Key Takeaways for 2025 Tax Planning
- Focus on Apportionment Changes: Several states, including Massachusetts and Maryland, are shifting to single sales factor apportionment to streamline tax calculations for multistate corporations. This shift simplifies how businesses calculate their in-state tax liabilities and may impact where they choose to expand operations.
- Reduced Rates in Competitive States: States like Tennessee and Texas are reducing corporate tax rates to attract business investment, signaling a trend towards more business-friendly environments.
- Special Surtaxes and Expirations: States like New Jersey and Florida are adjusting temporary tax rates, significantly impacting large corporations. Companies need to be aware of when these surtaxes expire or get extended to plan accordingly.
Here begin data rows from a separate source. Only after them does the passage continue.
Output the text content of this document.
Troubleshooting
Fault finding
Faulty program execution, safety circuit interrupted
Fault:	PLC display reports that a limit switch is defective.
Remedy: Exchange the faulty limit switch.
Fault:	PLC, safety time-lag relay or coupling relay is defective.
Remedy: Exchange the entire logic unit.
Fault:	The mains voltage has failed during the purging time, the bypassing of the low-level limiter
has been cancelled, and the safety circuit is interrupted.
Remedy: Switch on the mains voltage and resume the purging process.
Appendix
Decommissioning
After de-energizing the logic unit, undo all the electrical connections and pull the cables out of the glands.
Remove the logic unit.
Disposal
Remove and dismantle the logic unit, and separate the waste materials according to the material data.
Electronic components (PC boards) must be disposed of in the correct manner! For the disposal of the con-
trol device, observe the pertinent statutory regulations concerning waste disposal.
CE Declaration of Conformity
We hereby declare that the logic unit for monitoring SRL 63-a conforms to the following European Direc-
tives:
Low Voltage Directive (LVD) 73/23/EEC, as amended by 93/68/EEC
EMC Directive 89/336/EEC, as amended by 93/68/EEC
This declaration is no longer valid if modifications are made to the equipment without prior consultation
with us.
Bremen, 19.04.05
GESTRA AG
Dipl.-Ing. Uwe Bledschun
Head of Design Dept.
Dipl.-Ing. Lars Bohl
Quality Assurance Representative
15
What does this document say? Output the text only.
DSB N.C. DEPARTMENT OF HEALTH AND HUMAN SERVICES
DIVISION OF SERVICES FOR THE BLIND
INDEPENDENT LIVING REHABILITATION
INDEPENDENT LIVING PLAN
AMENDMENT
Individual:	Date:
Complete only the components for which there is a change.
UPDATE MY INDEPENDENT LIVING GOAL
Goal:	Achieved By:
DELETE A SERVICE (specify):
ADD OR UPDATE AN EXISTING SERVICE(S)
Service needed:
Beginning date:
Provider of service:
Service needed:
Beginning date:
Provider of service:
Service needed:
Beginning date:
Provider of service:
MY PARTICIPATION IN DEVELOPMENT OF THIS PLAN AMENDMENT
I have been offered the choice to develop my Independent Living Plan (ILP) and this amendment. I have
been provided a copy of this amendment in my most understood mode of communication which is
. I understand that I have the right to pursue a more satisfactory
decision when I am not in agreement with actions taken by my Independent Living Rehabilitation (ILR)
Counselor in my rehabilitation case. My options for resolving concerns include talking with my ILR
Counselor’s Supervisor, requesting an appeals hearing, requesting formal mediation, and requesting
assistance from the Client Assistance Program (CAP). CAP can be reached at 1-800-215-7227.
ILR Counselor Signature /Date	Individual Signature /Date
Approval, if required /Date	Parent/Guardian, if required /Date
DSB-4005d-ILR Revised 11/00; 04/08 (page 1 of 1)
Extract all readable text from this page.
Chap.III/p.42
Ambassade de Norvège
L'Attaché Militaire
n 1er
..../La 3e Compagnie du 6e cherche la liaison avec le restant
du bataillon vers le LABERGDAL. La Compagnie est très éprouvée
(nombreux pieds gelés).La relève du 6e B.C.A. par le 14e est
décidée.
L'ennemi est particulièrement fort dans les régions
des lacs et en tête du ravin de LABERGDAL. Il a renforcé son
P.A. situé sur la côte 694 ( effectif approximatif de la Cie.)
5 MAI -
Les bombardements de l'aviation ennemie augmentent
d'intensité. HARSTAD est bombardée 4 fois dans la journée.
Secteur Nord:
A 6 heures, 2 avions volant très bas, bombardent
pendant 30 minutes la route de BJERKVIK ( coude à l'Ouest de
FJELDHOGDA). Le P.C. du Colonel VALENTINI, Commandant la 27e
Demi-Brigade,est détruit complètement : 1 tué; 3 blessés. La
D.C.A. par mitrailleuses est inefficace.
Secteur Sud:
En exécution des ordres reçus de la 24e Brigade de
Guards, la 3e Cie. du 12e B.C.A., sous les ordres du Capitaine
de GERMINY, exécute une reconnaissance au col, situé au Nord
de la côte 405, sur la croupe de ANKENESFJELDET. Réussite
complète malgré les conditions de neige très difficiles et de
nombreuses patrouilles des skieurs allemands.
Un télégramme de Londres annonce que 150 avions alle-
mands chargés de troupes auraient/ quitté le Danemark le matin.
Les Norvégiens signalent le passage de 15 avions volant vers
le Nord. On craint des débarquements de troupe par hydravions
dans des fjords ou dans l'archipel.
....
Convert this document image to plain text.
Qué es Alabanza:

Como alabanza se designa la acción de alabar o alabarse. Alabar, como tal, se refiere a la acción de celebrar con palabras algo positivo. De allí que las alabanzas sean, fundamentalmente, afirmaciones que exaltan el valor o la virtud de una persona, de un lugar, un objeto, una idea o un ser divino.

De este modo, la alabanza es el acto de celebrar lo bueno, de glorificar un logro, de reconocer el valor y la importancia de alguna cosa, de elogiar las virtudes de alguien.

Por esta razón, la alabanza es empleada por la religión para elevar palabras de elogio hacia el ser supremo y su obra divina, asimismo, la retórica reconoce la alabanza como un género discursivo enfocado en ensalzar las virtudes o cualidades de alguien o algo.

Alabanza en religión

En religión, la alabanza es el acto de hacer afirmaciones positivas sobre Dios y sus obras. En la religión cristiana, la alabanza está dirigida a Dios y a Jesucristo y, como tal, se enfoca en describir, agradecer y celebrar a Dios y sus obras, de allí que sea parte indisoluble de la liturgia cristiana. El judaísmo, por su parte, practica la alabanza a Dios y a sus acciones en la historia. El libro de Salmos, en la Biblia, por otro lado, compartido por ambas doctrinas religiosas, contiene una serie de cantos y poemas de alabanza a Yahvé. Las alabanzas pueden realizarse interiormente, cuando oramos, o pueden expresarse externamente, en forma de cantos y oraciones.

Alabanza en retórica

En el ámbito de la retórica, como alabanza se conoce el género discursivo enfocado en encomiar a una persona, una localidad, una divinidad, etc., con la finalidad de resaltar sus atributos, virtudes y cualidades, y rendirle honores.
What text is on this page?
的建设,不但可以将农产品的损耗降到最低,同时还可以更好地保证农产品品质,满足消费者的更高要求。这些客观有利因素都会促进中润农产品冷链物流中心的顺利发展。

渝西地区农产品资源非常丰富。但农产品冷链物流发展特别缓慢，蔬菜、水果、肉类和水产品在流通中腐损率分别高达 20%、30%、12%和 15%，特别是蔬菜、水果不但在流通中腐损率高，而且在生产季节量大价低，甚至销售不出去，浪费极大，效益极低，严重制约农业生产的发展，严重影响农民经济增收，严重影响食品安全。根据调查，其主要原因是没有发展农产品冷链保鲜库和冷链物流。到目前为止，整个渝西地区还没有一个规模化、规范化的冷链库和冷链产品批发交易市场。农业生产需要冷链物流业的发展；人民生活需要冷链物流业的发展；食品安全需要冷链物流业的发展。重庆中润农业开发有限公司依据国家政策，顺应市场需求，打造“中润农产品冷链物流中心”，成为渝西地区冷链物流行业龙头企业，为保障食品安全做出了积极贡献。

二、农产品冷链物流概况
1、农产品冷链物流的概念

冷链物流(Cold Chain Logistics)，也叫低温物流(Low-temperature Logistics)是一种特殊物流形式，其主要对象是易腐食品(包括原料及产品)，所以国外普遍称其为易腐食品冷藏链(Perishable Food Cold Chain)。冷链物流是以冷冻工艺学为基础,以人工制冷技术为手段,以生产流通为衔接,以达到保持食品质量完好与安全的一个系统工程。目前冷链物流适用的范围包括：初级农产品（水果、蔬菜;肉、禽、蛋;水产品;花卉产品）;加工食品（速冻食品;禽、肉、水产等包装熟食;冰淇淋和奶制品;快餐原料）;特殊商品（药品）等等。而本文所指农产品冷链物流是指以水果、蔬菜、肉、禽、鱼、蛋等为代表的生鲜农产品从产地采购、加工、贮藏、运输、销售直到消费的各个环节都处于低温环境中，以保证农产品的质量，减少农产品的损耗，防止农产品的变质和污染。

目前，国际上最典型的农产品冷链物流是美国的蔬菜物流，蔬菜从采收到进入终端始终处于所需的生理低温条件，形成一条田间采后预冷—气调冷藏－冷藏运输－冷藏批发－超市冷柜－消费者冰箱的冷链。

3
- Compliance Adjustments: New rules, especially around transfer pricing and digital advertising taxes, will require close attention in states like Maryland and Connecticut. Businesses should engage with tax professionals to ensure they remain compliant and take advantage of available incentives.
For additional guidance, consult state-specific tax bulletins or professional advisors to ensure compliance and optimize tax planning for 2025.